Following on from the theme of last week’s article, we are going to be looking at what affect a 3% hike in stamp duty will have on the London property market. The property market is absorbing the news of the planned tax assault on buy to let by the chancellor, this change will force investors to pay thousands more in stamp duty on new purchases on top of the loss of tax reliefs unveiled in July.
A new 3% additional stamp duty rate on any property bought as a buy to let or as a second home will see the tax on a £175,000 purchase jump sixfold from £1,000 to £6,250. For someone buying in London, say a two-bed flat for £400,000, the stamp duty rises from £10,000 to £22,000. This is a significant rise and agents are already seeing signs of heightened activity from those who wish to avoid this extra hike.
As mentioned in last week’s article property is one of the few industries producing money for investors, a pie which the government is trying to get a piece of. The following example illustrates this: If an investor purchases a property to hold long term at £250,000 and over a good five year period the property rises to £400,000 the investor can refinance at say 70%. They then can extract £280,000 from the property. This will give them the 25% initial deposit back of £62,500 and about £217,500 in ‘profit’. The government gets none of this; there are only two types of tax on property one is on the income and the other is on the sale. If you don't sell you do not pay. There are only two ways to profit on a property, one is the rental income and the other is the increase in value.
The above scenario is impressive and realistic, if you had purchased a property in 2010 in the right location you could well be sitting on this type of gain.
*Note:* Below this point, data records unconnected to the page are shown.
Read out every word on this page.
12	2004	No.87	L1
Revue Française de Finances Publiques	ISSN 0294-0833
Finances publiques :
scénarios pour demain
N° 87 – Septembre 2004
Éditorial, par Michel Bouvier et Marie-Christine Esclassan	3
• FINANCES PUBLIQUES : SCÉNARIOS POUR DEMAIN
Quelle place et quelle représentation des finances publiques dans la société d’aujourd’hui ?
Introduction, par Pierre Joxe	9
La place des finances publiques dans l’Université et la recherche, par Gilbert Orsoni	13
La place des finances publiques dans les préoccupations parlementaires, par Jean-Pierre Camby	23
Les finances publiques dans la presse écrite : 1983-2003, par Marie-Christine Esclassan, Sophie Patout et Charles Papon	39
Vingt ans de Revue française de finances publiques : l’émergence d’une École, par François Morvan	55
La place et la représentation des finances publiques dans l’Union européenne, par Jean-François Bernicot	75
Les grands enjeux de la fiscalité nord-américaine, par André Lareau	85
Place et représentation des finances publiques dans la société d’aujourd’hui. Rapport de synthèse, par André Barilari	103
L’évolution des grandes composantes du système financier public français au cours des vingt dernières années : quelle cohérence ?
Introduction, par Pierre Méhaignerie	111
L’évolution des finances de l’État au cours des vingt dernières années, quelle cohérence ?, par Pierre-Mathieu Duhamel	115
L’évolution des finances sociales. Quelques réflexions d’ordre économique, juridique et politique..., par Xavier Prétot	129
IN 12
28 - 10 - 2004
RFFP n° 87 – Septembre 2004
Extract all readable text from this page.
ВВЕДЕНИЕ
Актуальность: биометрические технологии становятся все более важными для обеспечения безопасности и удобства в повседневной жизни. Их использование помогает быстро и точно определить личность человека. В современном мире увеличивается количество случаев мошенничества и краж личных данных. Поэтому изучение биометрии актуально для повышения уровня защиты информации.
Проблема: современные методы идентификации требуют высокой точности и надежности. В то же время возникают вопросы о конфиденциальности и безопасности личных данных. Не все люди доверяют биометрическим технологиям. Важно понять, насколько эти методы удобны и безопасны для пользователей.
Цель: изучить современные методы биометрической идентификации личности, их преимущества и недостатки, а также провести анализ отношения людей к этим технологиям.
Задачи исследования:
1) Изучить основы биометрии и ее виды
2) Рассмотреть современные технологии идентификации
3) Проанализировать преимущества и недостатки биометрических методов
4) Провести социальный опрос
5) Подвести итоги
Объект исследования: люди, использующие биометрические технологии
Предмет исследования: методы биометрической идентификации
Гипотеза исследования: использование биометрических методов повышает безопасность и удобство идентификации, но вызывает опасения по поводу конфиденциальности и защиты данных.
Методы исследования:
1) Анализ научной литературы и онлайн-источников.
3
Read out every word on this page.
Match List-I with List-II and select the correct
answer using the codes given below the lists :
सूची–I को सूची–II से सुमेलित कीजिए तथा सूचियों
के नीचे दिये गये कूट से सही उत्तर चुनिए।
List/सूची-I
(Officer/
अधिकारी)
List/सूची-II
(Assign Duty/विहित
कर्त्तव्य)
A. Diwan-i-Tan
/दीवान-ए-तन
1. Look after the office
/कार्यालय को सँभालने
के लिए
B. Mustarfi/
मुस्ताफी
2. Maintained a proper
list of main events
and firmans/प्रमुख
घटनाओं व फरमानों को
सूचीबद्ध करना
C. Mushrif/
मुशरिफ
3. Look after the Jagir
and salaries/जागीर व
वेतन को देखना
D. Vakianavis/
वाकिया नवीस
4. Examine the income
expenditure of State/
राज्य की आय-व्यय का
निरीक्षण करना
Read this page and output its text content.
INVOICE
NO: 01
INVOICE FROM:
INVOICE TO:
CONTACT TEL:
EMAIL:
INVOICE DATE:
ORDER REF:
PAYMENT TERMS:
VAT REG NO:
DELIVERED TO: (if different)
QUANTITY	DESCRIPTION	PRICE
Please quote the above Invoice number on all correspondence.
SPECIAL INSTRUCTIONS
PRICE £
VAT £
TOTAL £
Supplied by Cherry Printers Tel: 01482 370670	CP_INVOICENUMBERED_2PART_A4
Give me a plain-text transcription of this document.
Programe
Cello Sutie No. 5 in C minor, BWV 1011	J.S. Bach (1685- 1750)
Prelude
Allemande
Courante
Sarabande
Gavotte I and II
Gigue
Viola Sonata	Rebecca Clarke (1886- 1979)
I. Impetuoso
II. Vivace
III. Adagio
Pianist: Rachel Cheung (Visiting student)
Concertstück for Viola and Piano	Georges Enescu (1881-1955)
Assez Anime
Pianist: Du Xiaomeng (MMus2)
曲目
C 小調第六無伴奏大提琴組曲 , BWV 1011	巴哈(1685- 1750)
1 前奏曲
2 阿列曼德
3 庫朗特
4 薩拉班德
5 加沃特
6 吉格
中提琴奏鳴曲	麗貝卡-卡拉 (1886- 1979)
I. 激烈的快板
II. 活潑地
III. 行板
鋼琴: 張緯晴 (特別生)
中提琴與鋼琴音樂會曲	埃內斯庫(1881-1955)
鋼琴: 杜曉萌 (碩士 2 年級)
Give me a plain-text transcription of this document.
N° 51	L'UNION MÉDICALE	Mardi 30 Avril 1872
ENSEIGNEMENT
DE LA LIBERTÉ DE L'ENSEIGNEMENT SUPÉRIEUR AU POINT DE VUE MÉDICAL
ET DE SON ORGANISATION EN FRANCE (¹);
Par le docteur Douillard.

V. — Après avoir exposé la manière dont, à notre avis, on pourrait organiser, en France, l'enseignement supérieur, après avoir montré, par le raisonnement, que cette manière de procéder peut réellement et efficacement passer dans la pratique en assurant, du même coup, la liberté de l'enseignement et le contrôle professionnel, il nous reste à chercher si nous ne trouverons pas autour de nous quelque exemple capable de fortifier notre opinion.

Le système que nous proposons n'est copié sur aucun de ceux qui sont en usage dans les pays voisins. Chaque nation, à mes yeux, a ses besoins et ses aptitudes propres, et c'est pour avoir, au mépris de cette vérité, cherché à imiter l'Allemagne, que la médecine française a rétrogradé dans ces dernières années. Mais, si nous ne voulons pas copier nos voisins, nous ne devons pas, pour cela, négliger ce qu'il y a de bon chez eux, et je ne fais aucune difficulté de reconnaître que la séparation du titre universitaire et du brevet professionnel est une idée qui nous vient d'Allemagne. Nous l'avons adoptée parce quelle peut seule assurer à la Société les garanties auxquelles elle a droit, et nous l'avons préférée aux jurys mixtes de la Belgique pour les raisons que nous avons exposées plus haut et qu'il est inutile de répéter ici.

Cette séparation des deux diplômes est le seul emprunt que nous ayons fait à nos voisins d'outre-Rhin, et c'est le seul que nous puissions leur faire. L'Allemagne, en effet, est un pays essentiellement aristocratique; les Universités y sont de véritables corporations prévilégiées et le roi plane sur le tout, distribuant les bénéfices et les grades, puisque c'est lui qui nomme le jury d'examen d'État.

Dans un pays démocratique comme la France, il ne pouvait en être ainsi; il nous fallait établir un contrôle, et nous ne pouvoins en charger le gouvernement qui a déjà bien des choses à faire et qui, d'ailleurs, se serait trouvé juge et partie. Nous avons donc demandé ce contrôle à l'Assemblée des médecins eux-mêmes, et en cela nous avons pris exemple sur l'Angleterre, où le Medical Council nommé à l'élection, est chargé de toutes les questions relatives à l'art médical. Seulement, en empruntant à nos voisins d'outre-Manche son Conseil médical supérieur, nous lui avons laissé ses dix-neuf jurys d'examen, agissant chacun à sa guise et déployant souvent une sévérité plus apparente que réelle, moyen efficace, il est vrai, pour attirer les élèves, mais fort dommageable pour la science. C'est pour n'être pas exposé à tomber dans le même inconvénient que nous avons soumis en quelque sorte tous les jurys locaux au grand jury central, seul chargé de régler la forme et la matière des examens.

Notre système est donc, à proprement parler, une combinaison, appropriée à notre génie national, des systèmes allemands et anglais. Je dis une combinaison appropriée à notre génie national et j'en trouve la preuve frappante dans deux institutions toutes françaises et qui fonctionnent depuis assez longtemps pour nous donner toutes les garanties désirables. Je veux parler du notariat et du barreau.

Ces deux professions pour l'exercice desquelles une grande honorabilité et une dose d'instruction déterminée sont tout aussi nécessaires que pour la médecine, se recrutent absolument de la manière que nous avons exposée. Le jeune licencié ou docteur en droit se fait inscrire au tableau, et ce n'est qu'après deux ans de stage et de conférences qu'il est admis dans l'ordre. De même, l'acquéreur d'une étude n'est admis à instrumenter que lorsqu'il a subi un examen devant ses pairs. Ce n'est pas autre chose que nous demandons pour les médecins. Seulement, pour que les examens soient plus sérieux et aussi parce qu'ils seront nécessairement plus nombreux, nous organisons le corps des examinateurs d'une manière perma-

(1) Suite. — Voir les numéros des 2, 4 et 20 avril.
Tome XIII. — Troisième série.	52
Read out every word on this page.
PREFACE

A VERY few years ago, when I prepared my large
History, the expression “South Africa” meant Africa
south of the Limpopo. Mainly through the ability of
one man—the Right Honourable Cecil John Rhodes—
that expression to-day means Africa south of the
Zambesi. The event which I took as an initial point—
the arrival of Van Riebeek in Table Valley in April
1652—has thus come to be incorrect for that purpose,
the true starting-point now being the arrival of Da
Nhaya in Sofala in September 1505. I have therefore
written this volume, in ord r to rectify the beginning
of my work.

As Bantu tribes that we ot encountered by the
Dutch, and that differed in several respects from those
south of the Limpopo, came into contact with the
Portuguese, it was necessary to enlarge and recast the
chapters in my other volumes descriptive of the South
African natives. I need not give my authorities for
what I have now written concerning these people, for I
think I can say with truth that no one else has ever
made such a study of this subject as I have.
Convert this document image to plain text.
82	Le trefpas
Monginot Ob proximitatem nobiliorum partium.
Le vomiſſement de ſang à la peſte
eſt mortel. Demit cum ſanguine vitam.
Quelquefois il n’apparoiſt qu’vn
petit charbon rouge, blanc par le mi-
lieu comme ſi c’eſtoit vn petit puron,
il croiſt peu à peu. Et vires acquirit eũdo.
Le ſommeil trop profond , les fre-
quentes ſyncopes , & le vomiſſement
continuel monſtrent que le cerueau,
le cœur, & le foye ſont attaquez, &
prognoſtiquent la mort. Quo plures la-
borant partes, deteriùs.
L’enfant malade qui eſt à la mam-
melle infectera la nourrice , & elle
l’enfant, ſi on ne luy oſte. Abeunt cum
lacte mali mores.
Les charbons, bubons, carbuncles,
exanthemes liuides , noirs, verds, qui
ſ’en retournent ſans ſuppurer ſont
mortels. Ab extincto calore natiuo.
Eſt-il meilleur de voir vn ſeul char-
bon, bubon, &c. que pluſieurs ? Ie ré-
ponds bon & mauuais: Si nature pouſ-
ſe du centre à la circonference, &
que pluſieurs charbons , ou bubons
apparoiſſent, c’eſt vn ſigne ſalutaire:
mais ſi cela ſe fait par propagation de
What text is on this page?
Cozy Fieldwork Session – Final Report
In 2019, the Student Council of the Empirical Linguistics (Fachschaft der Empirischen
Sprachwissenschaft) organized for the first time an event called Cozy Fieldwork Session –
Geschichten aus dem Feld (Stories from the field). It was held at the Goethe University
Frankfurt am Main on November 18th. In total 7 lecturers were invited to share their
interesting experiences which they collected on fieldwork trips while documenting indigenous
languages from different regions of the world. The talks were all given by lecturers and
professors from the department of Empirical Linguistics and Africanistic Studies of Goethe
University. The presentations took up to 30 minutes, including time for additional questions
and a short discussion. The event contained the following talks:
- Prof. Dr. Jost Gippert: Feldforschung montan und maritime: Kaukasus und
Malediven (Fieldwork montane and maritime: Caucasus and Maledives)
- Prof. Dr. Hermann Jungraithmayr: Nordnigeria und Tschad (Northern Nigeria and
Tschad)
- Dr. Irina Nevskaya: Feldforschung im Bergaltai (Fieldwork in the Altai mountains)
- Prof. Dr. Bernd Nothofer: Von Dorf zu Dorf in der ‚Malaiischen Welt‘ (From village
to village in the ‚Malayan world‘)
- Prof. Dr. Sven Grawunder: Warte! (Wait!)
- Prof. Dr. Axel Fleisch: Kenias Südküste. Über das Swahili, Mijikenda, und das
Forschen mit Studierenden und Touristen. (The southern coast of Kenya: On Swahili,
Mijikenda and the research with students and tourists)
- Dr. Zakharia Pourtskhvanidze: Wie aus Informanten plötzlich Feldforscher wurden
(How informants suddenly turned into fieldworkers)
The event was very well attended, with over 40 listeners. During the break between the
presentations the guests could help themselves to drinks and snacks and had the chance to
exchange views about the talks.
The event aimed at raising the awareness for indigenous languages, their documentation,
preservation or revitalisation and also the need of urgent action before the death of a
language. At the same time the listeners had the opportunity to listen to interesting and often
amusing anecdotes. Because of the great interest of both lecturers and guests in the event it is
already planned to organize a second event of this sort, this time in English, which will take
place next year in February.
It is understandable the government therefore wants a piece of this pie. This will be the third round of stamp duty hikes, in recent years. The market has recovered well from the two previous hikes, though the top end of the market is still a little sluggish currently, which is expected considering the steep hike. The real blow would have been the mansion tax if it had crept in, this was likely if Labour had won the recent elections. Many were predicting the property market would not have recovered if this would have come in. Property however is more resilient than most assume, Hong Kong introduced a Mansion Tax, the property market was stagnant for a while and then once the market had absorbed the change it carried on rising.
Therefore with a resilient London property market, the expected hike will cause a rise in activity which has already started to occur, this will increase up till April 2016 then the market will stop for a breath, giving the market a chance to absorb and put into perspective the rise, and then it will carry on rising again. Where else will investors both nationally and globally put their money? A property is a natural annuity. An annuity is a stream of payments; it’s a word I got to know well having studied this one word for many years at university. An annuity is what underpins many investment products, such as life assurance, bonds and pension schemes. With life assurance you pay in a series of payments and your estate gets a lump sum when you die. With a pension scheme the same scenario - you pay in, but the event of a payout is on retirement or a reduced sum on death. Interestingly both of these products have an end date, based on an event, death or retirement. At university I learned complicated terms which surround these products, for example in the case of a pension scheme, you have terms like Annual Management Fee, Renewal Fee, Bid/Offer spread, Market Value Adjustment, tied into these products. Clever words to bamboozle the average person into thinking they are justified and bonafide. All these words mask the fact that the pension scheme is taking money out of your pocket and putting it in theirs – period - from the sales agent to the fund manager and to top it all of the returns are usually abysmal.
In contrast, property is simple to understand. Income is only in two ways and expenses are the mortgage payments, maintenance and agent’s fees. The average lay man can comprehend this, you don't need a university degree. Furthermore the property, assuming it’s freehold, does not have an end date to it. It will carry on producing a monthly payment stream long past when you’re gone. There are many typical Jewish families who had the foresight to purchase London property just after the second world war. They own thousands of properties in London which are now handled by the third generation of their families and they generally do not sell but carry on amassing. We only get to deal with the scraps left over.
Those who have been sitting on the fence for many years now is the time to move. I have met investors who have been contemplating buying property for even as long as ten years, they are the procrastinators. They move through life by looking in the rear view mirror, always looking at what has happened and how they have missed the boat rather than looking at the terrain ahead.
Looking backwards in property you will always feel you have ‘missed the boat’. But if you turn around and look ahead there is a chance you won’t miss the next one.
I have heard people come and say the market cannot carry on like this, it has to come down. Well it hasn’t, and medium to long term it will not in my opinion. Of course there will be periods of down turn, but it’s not a crash. These periods are temporary periods of stagnation. Property does not crash, it drops in price for example by 10-15%, especially in solid locations like London.
In a previous article I compared the price of a painting done by Picasso and London property.
The painting had gone up by 462% in 18 years; roughly 25% per annum. There is no comparison to this piece and with age it will increase in value.
According to Nationwide London property prices have increased by 334% during the same period, this equates to an annual uplift of 18%. London property comes out on top because it produces income and it’s easier to get funding on it.
You have a short window of time to make a decision if you wish to save the extra 3%, it can take 3 months to complete a deal and Christmas is traditionally a slow period in the property market, therefore if you want to invest now is the time.